American inorganic chemist

Aaron David Sadow is an American chemist.

Sadow earned a bachelor's of science degree in chemistry from Pennsylvania State University in 1997, and authored the honors thesis New Process for Synthesis of Polymers via Oxidative Carbonylation using Palladium (II) Catalysts under the direction of Ayusman Sen. Sadow completed his doctoral dissertation, Early Transition Metal Complexes in σ-Bond Metathesis: The Activation of Si–H, Si–C, and C–H Bonds, in 2003, advised by T. Don Tilley of the University of California, Berkeley, then pursued postdoctoral research at ETH Zurich.

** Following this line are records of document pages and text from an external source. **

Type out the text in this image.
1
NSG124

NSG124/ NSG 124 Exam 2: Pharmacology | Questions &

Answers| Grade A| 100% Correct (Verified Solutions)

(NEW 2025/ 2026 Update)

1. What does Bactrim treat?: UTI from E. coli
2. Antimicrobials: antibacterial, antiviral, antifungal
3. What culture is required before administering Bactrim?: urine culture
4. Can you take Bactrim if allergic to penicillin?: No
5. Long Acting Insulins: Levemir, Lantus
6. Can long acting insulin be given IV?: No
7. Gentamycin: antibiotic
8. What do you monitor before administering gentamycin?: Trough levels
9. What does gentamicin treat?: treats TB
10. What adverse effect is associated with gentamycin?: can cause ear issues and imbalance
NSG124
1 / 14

Sadow joined the Iowa State University faculty in August 2005. In 2016, he was promoted to a full professorship. Sadow is a founding researcher for the Program on Plastics, Ecosystems, and Public Health, established in 2019 and based at the Institute for Sustainability and Energy at Northwestern University. Sadow was named the director of Ames National Laboratory's Institute for Cooperative Upcycling of Plastics in 2020, one of the Energy Frontier Research Centers established that year by the United States Department of Energy. Sadow is a 2022 fellow of the American Association for the Advancement of Science.

Sadow's research includes inorganic and organometallic chemistry, particularly catalysis.